POSTED: Tuesday, November 26, 2013 - 10:03pm
UPDATED: Friday, December 6, 2013 - 9:41am
Bayou Corne, La (NBC33) — When Nick Romero first bought his home in Bayou Corne he had no idea how close he was to a brine cavern in a salt dome.
"Nothing was ever said about it at all. not from the seller." Romero, said.
Now more than a year after a massive sinkhole formed near his home he has a message for folks trying to buy a home. Check out what's going on underground near the property before you hand over any cash.
"I would tell them look. i lived through this thing. you don't want to do it. Any time that you have there will be great, but what you are getting ready to face is going to be worse than your worst nightmare," Romero exclaimed.
After the incident in Bayou Corne, state lawmakers like State Representative Karen St. Germain (D-PIerre Part) fought to get new law in place to protect future buyers.
"On that piece of paper now it will assure you you are or not next to a salt dome," St. Germain said.
The new law requires sellers to tell potential buyers if there are solution-mined, storage caverns, and solution mining injection well close to the property.
"It will give people some foresight to see where they are living how close they are to a situation, and the possibility of this kind of situation and make a decision. Not have to find out after the fact that oh I am living close to an area that may be 10 years from now 20 years from now may not be a safe site," St. Germain said.
Under the new law cavern owners and operators will be required to also submit information about where their caverns and wells are located in the mortgage and conveyance records of the parish where the property is located. Then they would have to send a copy to the Office of Conservation, which falls under the Louisiana Department of Natural Resources.
Right now the office of conservation has a set of proposed regulations regarding when cavern owners or operators will be required to start sending the information.The office of conservation held a public meeting Tuesday regarding these rules. DNR spokesman Patrick Courreges said those rules could be finalized as early as late January.
Louisiana isn't the only place to see a sinkhole in recent years. In Florida homes and hotels have disappeared into the ground as sinkholes form below the surface.
Courreges said there is a big difference between what's been happening in Louisiana, and what's going on in Florida.
"They (Florida) have a lot of limestone and rock that is water soluble over time the movement of ground water underground tends to dissolve it and basically eat way at the support structure of the surface until it can't hold the weight of itself or if there is houses or other infrastructure on it that collapses inward," Courreges explained.
Courreges stated that Louisiana doesn't have a lot of limestone.
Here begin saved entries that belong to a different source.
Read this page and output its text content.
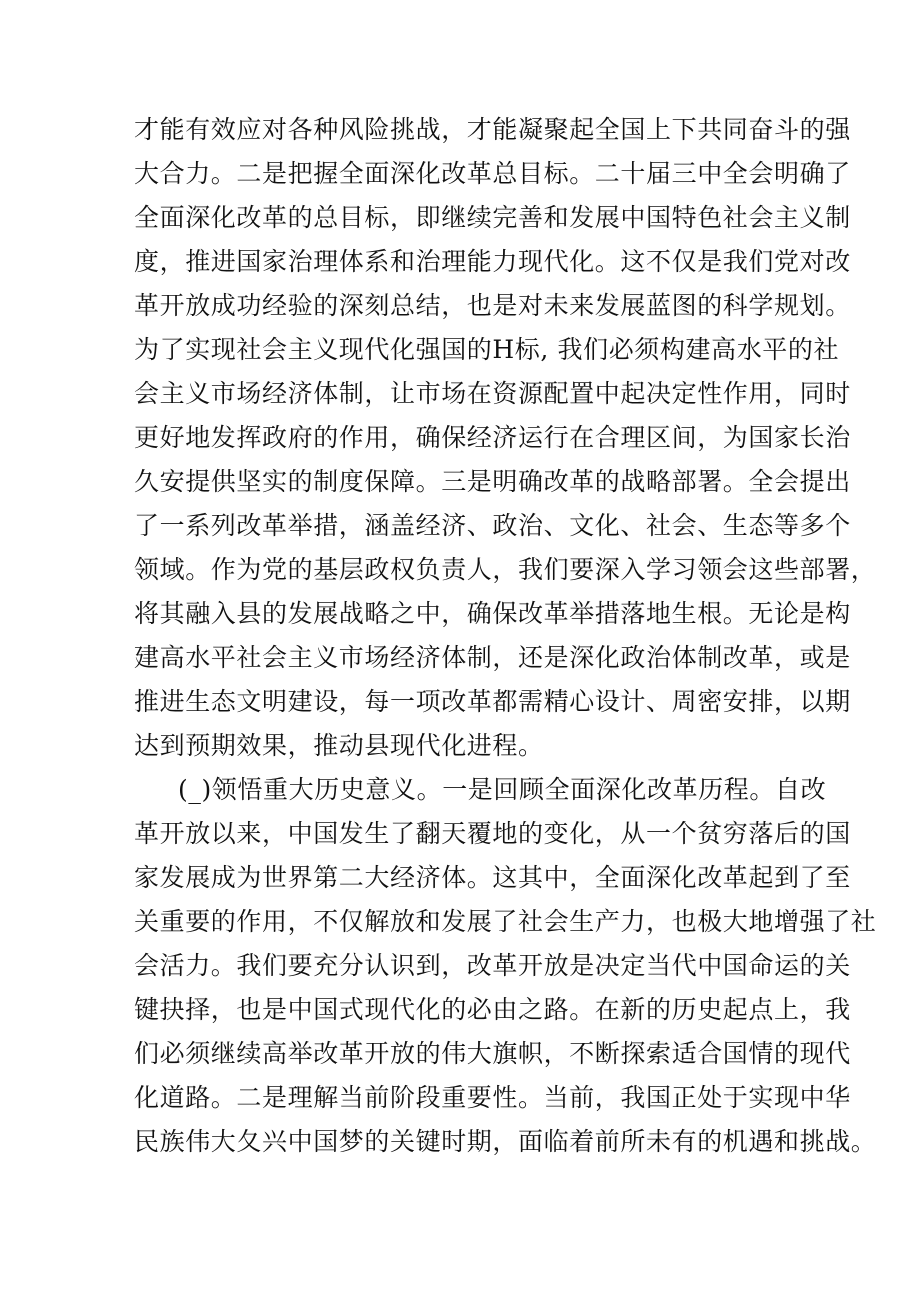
才能有效应对各种风险挑战，才能凝聚起全国上下共同奋斗的强
大合力。二是把握全面深化改革总目标。二十届三中全会明确了
全面深化改革的总目标，即继续完善和发展中国特色社会主义制
度，推进国家治理体系和治理能力现代化。这不仅是我们党对改
革开放成功经验的深刻总结，也是对未来发展蓝图的科学规划。
为了实现社会主义现代化强国的H标, 我们必须构建高水平的社
会主义市场经济体制，让市场在资源配置中起决定性作用，同时
更好地发挥政府的作用，确保经济运行在合理区间，为国家长治
久安提供坚实的制度保障。三是明确改革的战略部署。全会提出
了一系列改革举措，涵盖经济、政治、文化、社会、生态等多个
领域。作为党的基层政权负责人，我们要深入学习领会这些部署，
将其融入县的发展战略之中，确保改革举措落地生根。无论是构
建高水平社会主义市场经济体制，还是深化政治体制改革，或是
推进生态文明建设，每一项改革都需精心设计、周密安排，以期
达到预期效果，推动县现代化进程。
(_)领悟重大历史意义。一是回顾全面深化改革历程。自改
革开放以来，中国发生了翻天覆地的变化，从一个贫穷落后的国
家发展成为世界第二大经济体。这其中，全面深化改革起到了至
关重要的作用，不仅解放和发展了社会生产力，也极大地增强了社
会活力。我们要充分认识到，改革开放是决定当代中国命运的关
键抉择，也是中国式现代化的必由之路。在新的历史起点上，我
们必须继续高举改革开放的伟大旗帜，不断探索适合国情的现代
化道路。二是理解当前阶段重要性。当前，我国正处于实现中华
民族伟大夂兴中国梦的关键时期，面临着前所未有的机遇和挑战。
"In Louisiana where we have any real limestone layers they're very deep and way from fresh water or moving water. We tend not to have that issue of naturally occuring sinkholes that other states have," Courreges said.
He said the Bayou Corne sinkhole is a different beast.
"Through some mechanism that collapse on the side wall materials flowed in and brine came out. It was a chain reaction working it's way up through several thousand feet of rock to the surface and created this catastrophic subsidence event," Courreges said.
Courreges said the sinkhole in Bayou Corne was an unprecedented event, but now officials know what to look for.
"We're trying to minimize that risk in every way we can. First and foremost knowing the signs understanding the processes that led to Bayou Corne as much as possible. and be able to spot the warning signs months in advance if not years," He said. "What happened in Bayou Corne probably began to happen many months before there was a surface expression. "
Courreges said the DNR has resources online to help people figure out where salt dome cavern operations are going on around the state and also includes some caverns that have been plugged and abandoned.
"Best I can say is that we do make sure that these are operated safely, so that someone living near by for most of their time would not notice that it's anything but a nearby industrial operation," Courreges said.
The Romero's say they won't ever feel safe living near a cavern.
"My suggestion is to somebody who lives around one. If you're financially able to get yourself away from there find yourself another place make yourself another home and live out your years in peace and comfort," Romero said.